Thursday January 2, 2020
The creatures that lurk through the corridors of power in Washington DC have refined corruption to the point where almost anything goes and almost no one is ever held accountable. Traditionally, Congressmen reward their various constituencies by inserting riders into larger pieces of legislation that grant money, exemptions or favors to certain groups or individuals. It is sometimes referred to as “pork.” The recent bloated omnibus spending bills totaling $1.4 trillion, which passed through Congress and were signed off on by President Donald Trump, were for the shameless denizens of Capitol Hill a gold mine. The process was so corrupt that even some Senators like Ted Cruz joked that “Christmas came early in Washington. While you were with your family, while you were shopping for Christmas, the lobbyists were spending and spending. I present to you, the massive omnibus bill that Congress is voting on.”
And no one is more corrupt in Congress than some of those at the top of the food chain, where the Speaker and the Minority leader in the House and the Majority and Minority leaders in the Senate have the final say on what gets cut and what remains.

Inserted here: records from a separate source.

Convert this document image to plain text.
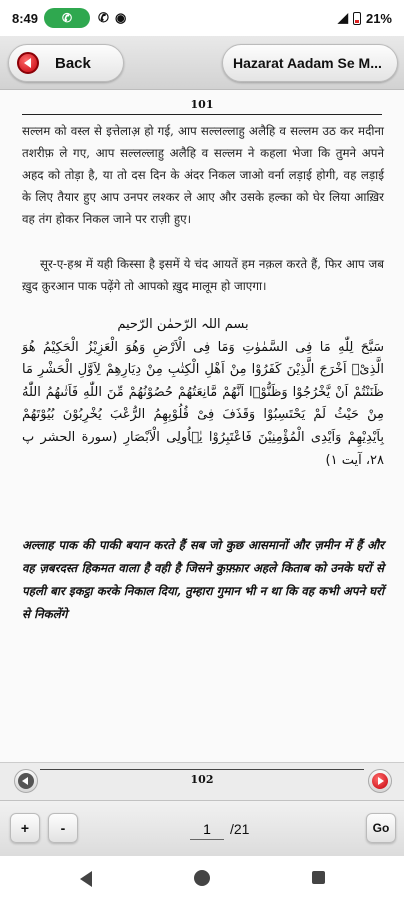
8:49	✆	✆ ◉	◢ 21%
Back	Hazarat Aadam Se M...
101

सल्लम को वस्ल से इत्तेलाअ़ हो गई, आप सल्लल्लाहु अलैहि व सल्लम उठ कर मदीना तशरीफ़ ले गए, आप सल्लल्लाहु अलैहि व सल्लम ने कहला भेजा कि तुमने अपने अहद को तोड़ा है, या तो दस दिन के अंदर निकल जाओ वर्ना लड़ाई होगी, वह लड़ाई के लिए तैयार हुए आप उनपर लश्कर ले आए और उसके हल्का को घेर लिया आख़िर वह तंग होकर निकल जाने पर राज़ी हुए।

सूर-ए-हश्र में यही किस्सा है इसमें ये चंद आयतें हम नक़ल करते हैं, फिर आप जब ख़ुद क़ुरआन पाक पढ़ेंगे तो आपको ख़ुद मालूम हो जाएगा।

بسم اللہ الرّحمٰن الرّحیم
سَبَّحَ لِلّٰهِ مَا فِی السَّمٰوٰتِ وَمَا فِی الْاَرْضِ وَهُوَ الْعَزِیْزُ الْحَكِیْمُ هُوَ الَّذِیْۤ اَخْرَجَ الَّذِیْنَ كَفَرُوْا مِنْ اَهْلِ الْكِتٰبِ مِنْ دِیَارِهِمْ لِاَوَّلِ الْحَشْرِ مَا ظَنَنْتُمْ اَنْ یَّخْرُجُوْا وَظَنُّوْۤا اَنَّهُمْ مَّانِعَتُهُمْ حُصُوْنُهُمْ مِّنَ اللّٰهِ فَاَتٰىهُمُ اللّٰهُ مِنْ حَیْثُ لَمْ یَحْتَسِبُوْا وَقَذَفَ فِیْ قُلُوْبِهِمُ الرُّعْبَ یُخْرِبُوْنَ بُیُوْتَهُمْ بِاَیْدِیْهِمْ وَاَیْدِی الْمُؤْمِنِیْنَ فَاعْتَبِرُوْا یٰۤاُولِی الْاَبْصَارِ (سورة الحشر پ ۲۸، آیت ۱)
अल्लाह पाक की पाकी बयान करते हैं सब जो कुछ आसमानों और ज़मीन में हैं और वह ज़बरदस्त हिकमत वाला है वही है जिसने कुफ़्फ़ार अहले किताब को उनके घरों से पहली बार इकट्ठा करके निकाल दिया, तुम्हारा गुमान भी न था कि वह कभी अपने घरों से निकलेंगे
102
+	-
1	/21	Go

The lugubrious Senate Majority Leader Mitch McConnell of Kentucky is one of the most adept at milking the system to buy his continued reelection in a state where he is actually not very popular, with an approval rating of only 37%. Within the current spending bill he has managed to include more than $1 billion worth of federal spending and tax breaks for some choice constituencies among the Kentucky voters. A tax break for the state’s whisky distillers alone came to a projected $426 million for 2020 and there were also breaks for the state’s thoroughbred horse industry as well as hundreds of millions of dollars more for new federal construction.
One can only wish that politicians would actually commit themselves to doing good for the American people, but the sad reality is that they spend so much time raising and distributing money that they only respond to constituents with the deepest pockets or those who make the most noise. Rarely does anyone actually read the bills that are being voted on. Part of the omnibus spending bills was the $738 billion dollar defense policy component, and, as in the case of the larger amounts intended to keep the federal government funded, the devil is frequently found in the details.